Vitamin A deficiency (hypovitaminosis A) can lead to hyperkeratosis (a thickening of the outer layer of the skin) or squamous cell metaplasia (an abnormal change in the nature of a tissue). Hypovitaminosis A can also affect cartilage development and overall growth. Herbivores receive Vitamin A by converting beta-carotene in the plants they eat, while carnivores have to get it from the animals they eat.
Nutritional secondary hyperparathyroidism (NSHP)

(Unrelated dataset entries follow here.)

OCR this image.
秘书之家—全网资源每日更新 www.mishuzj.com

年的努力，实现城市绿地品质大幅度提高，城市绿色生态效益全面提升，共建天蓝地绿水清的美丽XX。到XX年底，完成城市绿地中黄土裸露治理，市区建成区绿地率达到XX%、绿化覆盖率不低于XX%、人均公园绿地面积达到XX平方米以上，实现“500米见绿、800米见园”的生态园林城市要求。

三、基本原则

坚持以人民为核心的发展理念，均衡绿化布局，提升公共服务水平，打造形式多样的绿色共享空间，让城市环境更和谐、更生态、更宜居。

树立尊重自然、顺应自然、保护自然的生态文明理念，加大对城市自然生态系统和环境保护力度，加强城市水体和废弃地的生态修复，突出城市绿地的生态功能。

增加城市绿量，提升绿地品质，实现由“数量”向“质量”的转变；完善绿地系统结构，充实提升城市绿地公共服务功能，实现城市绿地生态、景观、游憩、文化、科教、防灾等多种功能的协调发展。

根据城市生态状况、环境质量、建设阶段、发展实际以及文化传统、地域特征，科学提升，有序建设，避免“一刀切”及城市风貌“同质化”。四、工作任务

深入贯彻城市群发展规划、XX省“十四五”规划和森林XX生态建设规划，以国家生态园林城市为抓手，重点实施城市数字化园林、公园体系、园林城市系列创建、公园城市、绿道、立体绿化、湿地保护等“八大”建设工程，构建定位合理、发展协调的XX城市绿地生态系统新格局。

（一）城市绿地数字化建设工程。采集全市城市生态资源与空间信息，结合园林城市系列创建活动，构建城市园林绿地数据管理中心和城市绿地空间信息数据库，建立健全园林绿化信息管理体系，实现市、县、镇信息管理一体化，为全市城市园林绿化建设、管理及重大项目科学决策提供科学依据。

Metabolic bone disease, specifically nutritional secondary hyperparathyroidism (NSHP), is another common problem in reptiles. Low calcium levels stimulate the parathyroid gland to mobilize calcium from bones into the bloodstream to maintain homeostatic levels. Diets that cause NSPH are often low in calcium and high in phosphorus such as crickets, skeletal muscle meat, day-old chicks, and neonatal mice. This condition mainly affects juvenile lizards, but it can occur in adults too. Lizards that are fed neonatal mice that do not have mineralized skeletons can also be affected.
Vitamin D Toxicity
Many inexperienced lizard owners will over-supplement vitamins or feed dog or cat chow to herbivorous lizards. This sometimes leads to high doses of Vitamin D, a toxic condition causing calcification of body organs.
Captive reptiles, including lizards, spend less energy than those in the wild and therefore have fewer caloric needs. Wild lizards will often spend most of their time foraging for food, while captive lizards have their food provided for them. Pet lizards will also have higher quality food fed to them. However, feeding fatty foods, such as obese mice or waxworms, can also lead to rapid growth in juveniles and obesity in adults.
Unlike mammals, reptiles do not rely on food to maintain their body temperature. Therefore, their meal frequency is often less than that of warm-blooded animals. Wild lizards can survive physiological starvation during times of hibernation, drought, and food shortages. Unfortunately, many pet owners will mistake starvation due to poor husbandry or illness for these periods of physiological hibernation. A common cause of stress and maladaptation is an inappropriate diet consisting of unsuitably sized or colored food.
Excessive amounts of triglycerides in liver cells (often triggered by a period of starvation) can lead to hepatic lipidosis in lizards. Hepatic lipidosis is commonly seen in non-breeding females and obese animals fed a high-fat diet, such as obese mice or waxworms.
What can and can't lizards eat
Never feed your lizard fruits and vegetables directly from your garden, as they can be covered in pesticides and other harmful chemicals that can lead to sickness. Always wash before feeding.
- Honeydew melon
- Dandelion greens
- Sweet potatoes
- Bell peppers
- Swiss chard
- Collard greens
- Romaine lettuce
Never feed wild-caught insects or warms as they may carry parasites and cause your lizard to get sick.
- Wingless fruit flies
What lizard can't eat
Below list of foods are either toxic or not nutritious enough for lizards.
- Iceberg lettuce
What about water? Keeping your lizard hydrated
Most lizards will need water to survive, and water sources should be changed every 24 hours. Containers should be cleaned daily with soap and water and disinfected weekly. Some lizard species are able to absorb water through their skin and will not drink from containers, and therefore mist sprayed on décor and/or plants twice daily, or a drip watering system must be incorporated.
Feeding the appropriate diet to pet lizards is a key part of their husbandry. No matter the diet, high-quality food items should always be used. Not doing so can lead to serious medical conditions that may require veterinary attention. When in doubt, always seek veterinary counsel to ensure you're doing the right thing by your lizard.